Bruno Le Floch skrev 2011-10-10 17.07:
> Hello all,
>
> We just added on CTAN two related modules:

Did you by any chance mean SVN rather than CTAN? (Or maybe there is a delay 
in changes becoming visible.)

[snip]
> The l3regex module allows for testing if a string matches a given
> regular expression, counting matches, extracting submatches, splitting
> at occurrences of a regular expression,

Sometimes one goes the other way, and returns all matches of a string. I 
wouldn't go so far as saying that this is more useful than splitting at 
things that match, however.

>and doing replacement (see
> documentation for function names).
>
> Speed requirements forbid a back-tracking approach, hence
> back-references cannot be supported.

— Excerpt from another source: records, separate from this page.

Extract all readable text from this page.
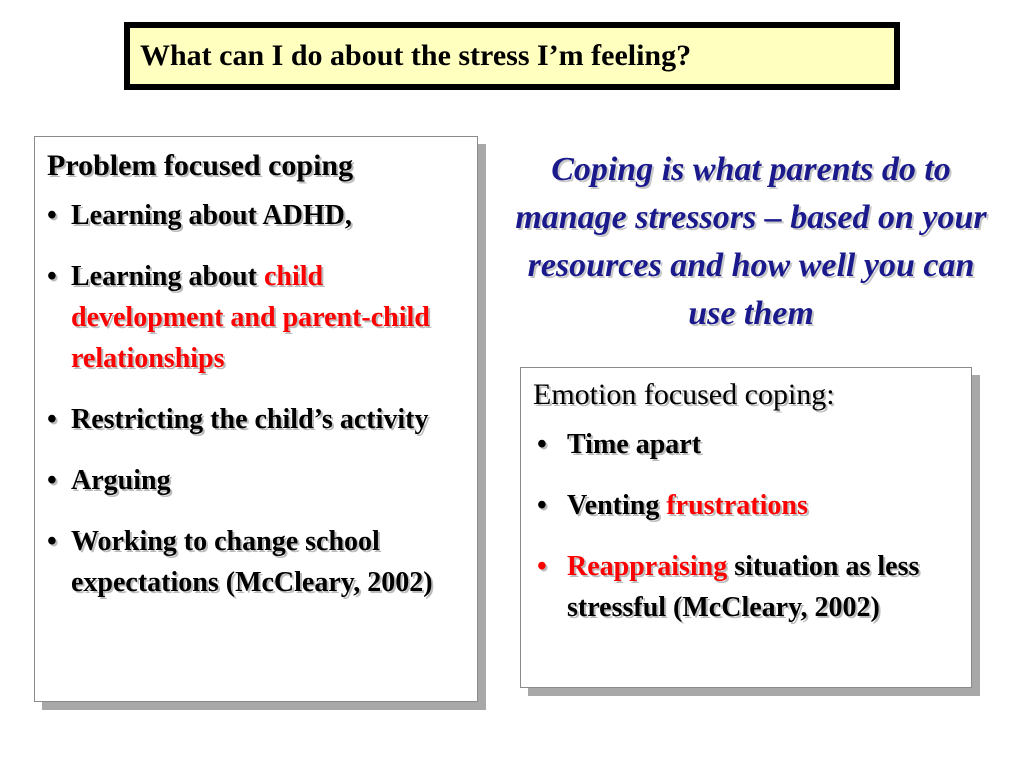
What can I do about the stress I’m feeling?
Problem focused coping
• Learning about ADHD,
• Learning about child development and parent-child relationships
• Restricting the child’s activity
• Arguing
• Working to change school expectations (McCleary, 2002)
Coping is what parents do to manage stressors – based on your resources and how well you can use them
Emotion focused coping:
• Time apart
• Venting frustrations
• Reappraising situation as less stressful (McCleary, 2002)
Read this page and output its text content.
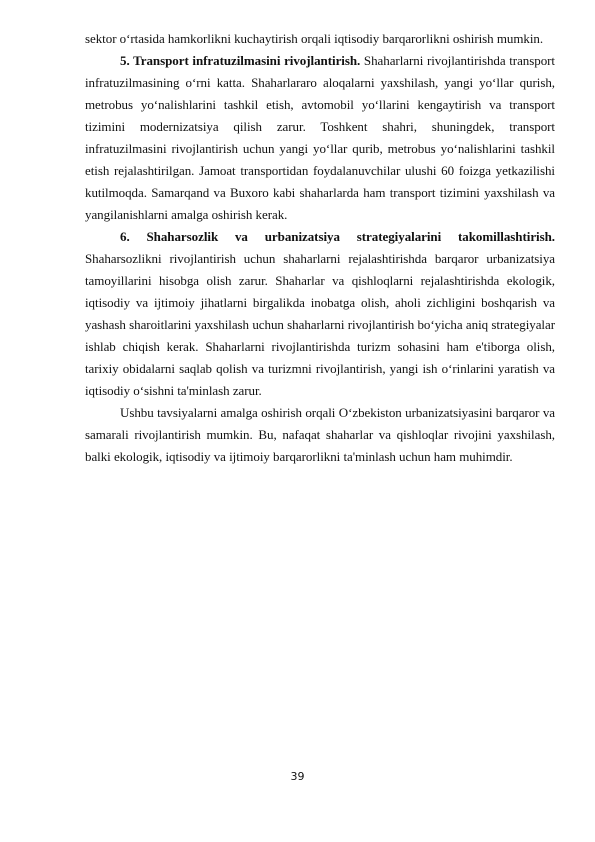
sektor o‘rtasida hamkorlikni kuchaytirish orqali iqtisodiy barqarorlikni oshirish mumkin.

5. Transport infratuzilmasini rivojlantirish. Shaharlarni rivojlantirishda transport infratuzilmasining o‘rni katta. Shaharlararo aloqalarni yaxshilash, yangi yo‘llar qurish, metrobus yo‘nalishlarini tashkil etish, avtomobil yo‘llarini kengaytirish va transport tizimini modernizatsiya qilish zarur. Toshkent shahri, shuningdek, transport infratuzilmasini rivojlantirish uchun yangi yo‘llar qurib, metrobus yo‘nalishlarini tashkil etish rejalashtirilgan. Jamoat transportidan foydalanuvchilar ulushi 60 foizga yetkazilishi kutilmoqda. Samarqand va Buxoro kabi shaharlarda ham transport tizimini yaxshilash va yangilanishlarni amalga oshirish kerak.

6. Shaharsozlik va urbanizatsiya strategiyalarini takomillashtirish. Shaharsozlikni rivojlantirish uchun shaharlarni rejalashtirishda barqaror urbanizatsiya tamoyillarini hisobga olish zarur. Shaharlar va qishloqlarni rejalashtirishda ekologik, iqtisodiy va ijtimoiy jihatlarni birgalikda inobatga olish, aholi zichligini boshqarish va yashash sharoitlarini yaxshilash uchun shaharlarni rivojlantirish bo‘yicha aniq strategiyalar ishlab chiqish kerak. Shaharlarni rivojlantirishda turizm sohasini ham e'tiborga olish, tarixiy obidalarni saqlab qolish va turizmni rivojlantirish, yangi ish o‘rinlarini yaratish va iqtisodiy o‘sishni ta'minlash zarur.

Ushbu tavsiyalarni amalga oshirish orqali O‘zbekiston urbanizatsiyasini barqaror va samarali rivojlantirish mumkin. Bu, nafaqat shaharlar va qishloqlar rivojini yaxshilash, balki ekologik, iqtisodiy va ijtimoiy barqarorlikni ta'minlash uchun ham muhimdir.

39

Only "truly regular" features are
> implemented.

Having browsed the code now, I see that you execute the automaton in general 
NFA form. Have you considered executing it in epsilon-free NFA form instead? 
Getting rid of epsilons does not increase the number of states (it can even 
reduce the number of reachable states), but I'm not sure how it would 
interact with match path priority...

[snip]
> - Newlines. Currently, "." matches every character; in perl and PCRE
> it should not match new lines. As you know, the situation with new
> lines in TeX is a little bit odd, since they are converted to the
> \endlinechar upon reading, and normally not tokenized, simply giving
> rise to a space or a \par. Should we still decide that "." does not
> match the CR nor LF characters? Or should it simply no match the
> \endlinechar?

The way I'm used to regexps, you can control using "metasyntax" whether . 
matches newline or not, and likewise how ^ behaves with respect to 
beginning-of-line, so I wouldn't find it wrong if ^ and \A are synonyms.

> - Same question for caseless matching, and for look-ahead/look-behind
> assertions.

Can you even do assertions without exploding the number of states? (Whenever 
I've thought about it, I tend to end up with the conclusion that one cannot, 
but I might be missing something.)

Lars Hellström